I am interested in taking my soap making to the next level (on a small scale) and selling at my local farmers market. I am hoping some of you more experienced folks might be able to enlighten me on the legalities/insurance needs.

Thank you in advance!


----------



## Mistyf (Apr 4, 2008)

You should definately have insurance. You can get it through the soap makers guild, the handmade beauty network, or through homeowners. You can call your local government office for license info. In my state, Maryland, I had to register my business, and get a state tax ID to collect sales tax.


----------



## hiddensprings (Aug 6, 2009)

Mistyf said:


> You should definately have insurance. You can get it through the soap makers guild, the handmade beauty network, or through homeowners. You can call your local government office for license info. In my state, Maryland, I had to register my business, and get a state tax ID to collect sales tax.


Absolutely! I have a farm policy with a rider on it for my soap business. Plus all of the licenses and sale tax stuff required in my state. Not the most fun part of the business, but it is better to have everything legal so you can spend more time making soap! :rock:


----------



## MullersLaneFarm (Jul 23, 2004)

For income tax filing purposes. Don't forget to keep track of your inventory. 
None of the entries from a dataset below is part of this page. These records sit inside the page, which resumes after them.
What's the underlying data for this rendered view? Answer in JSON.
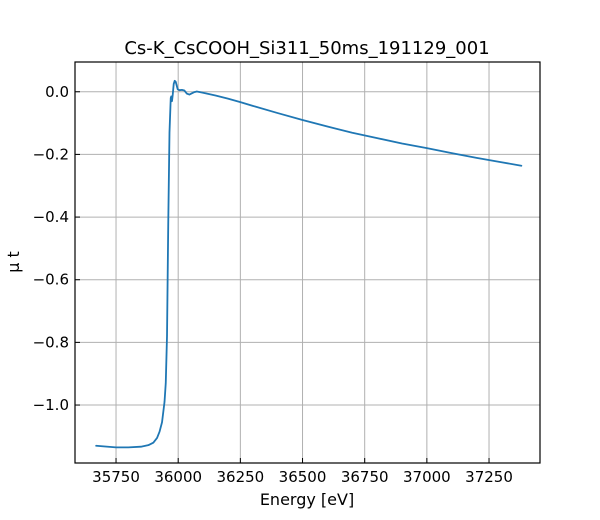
{
  "chart_data": {
    "type": "line",
    "title": "Cs-K_CsCOOH_Si311_50ms_191129_001",
    "xlabel": "Energy [eV]",
    "ylabel": "μ t",
    "xlim": [
      35585,
      37455
    ],
    "ylim": [
      -1.185,
      0.095
    ],
    "x_ticks": [
      35750,
      36000,
      36250,
      36500,
      36750,
      37000,
      37250
    ],
    "x_tick_labels": [
      "35750",
      "36000",
      "36250",
      "36500",
      "36750",
      "37000",
      "37250"
    ],
    "y_ticks": [
      0.0,
      -0.2,
      -0.4,
      -0.6,
      -0.8,
      -1.0
    ],
    "y_tick_labels": [
      "0.0",
      "−0.2",
      "−0.4",
      "−0.6",
      "−0.8",
      "−1.0"
    ],
    "grid": true,
    "color": "#1f77b4",
    "series": [
      {
        "x": [
          35670,
          35700,
          35750,
          35800,
          35850,
          35880,
          35900,
          35915,
          35925,
          35935,
          35945,
          35950,
          35955,
          35960,
          35965,
          35970,
          35972,
          35975,
          35978,
          35982,
          35986,
          35990,
          35994,
          35998,
          36005,
          36015,
          36025,
          36035,
          36045,
          36055,
          36065,
          36075,
          36100,
          36150,
          36200,
          36250,
          36300,
          36400,
          36500,
          36600,
          36700,
          36800,
          36900,
          37000,
          37100,
          37200,
          37300,
          37380
        ],
        "y": [
          -1.13,
          -1.132,
          -1.135,
          -1.135,
          -1.133,
          -1.128,
          -1.12,
          -1.105,
          -1.085,
          -1.055,
          -0.99,
          -0.93,
          -0.78,
          -0.42,
          -0.13,
          -0.02,
          -0.015,
          -0.03,
          -0.01,
          0.025,
          0.035,
          0.032,
          0.02,
          0.008,
          0.005,
          0.006,
          0.004,
          -0.006,
          -0.009,
          -0.005,
          -0.001,
          0.001,
          -0.003,
          -0.012,
          -0.022,
          -0.033,
          -0.045,
          -0.068,
          -0.09,
          -0.111,
          -0.131,
          -0.148,
          -0.165,
          -0.18,
          -0.196,
          -0.211,
          -0.225,
          -0.236
        ]
      }
    ]
  }
}
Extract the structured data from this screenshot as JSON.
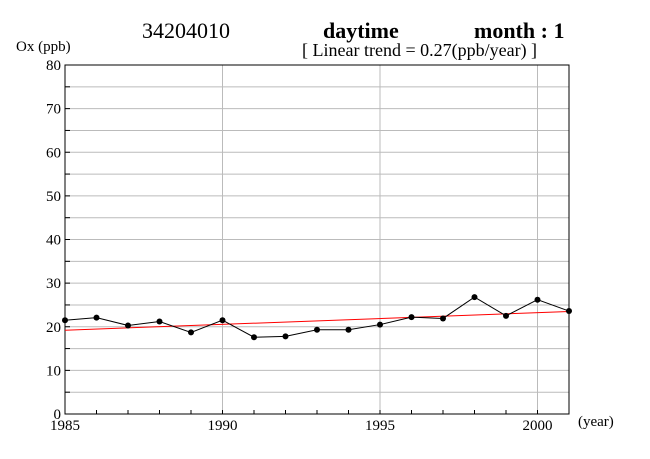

You'll want to be able to track the prices you paid for your supplies (keep your receipts!) The cost of your soap batches (include your wage into this). And your profits from what you sold.


----------



## krische1012 (May 3, 2009)

Thank you! I will check with my homeowners first to see what they offer!


----------



## krische1012 (May 3, 2009)

Can someone please point me to information regarding the legalities of selling soap? Thanks!


----------



## Tinker (Apr 5, 2004)

Not sure what you mean by the "legalities"

Here is a link to some info on labeling:

http://candleandsoap.about.com/od/soapglossary/a/soaplabeling.htm

There seems to be a lot of controversy over how people interpret the government info (yea, it's about as clear as mud) It is best to go to the FDA website yourself and read the requirements. The link is at the bottom of the article.

As for other legalities, they can very from area to area. Some areas require a business license, or a permit to sell. Check with the county, or the administrators of the event you want to sell at.


----------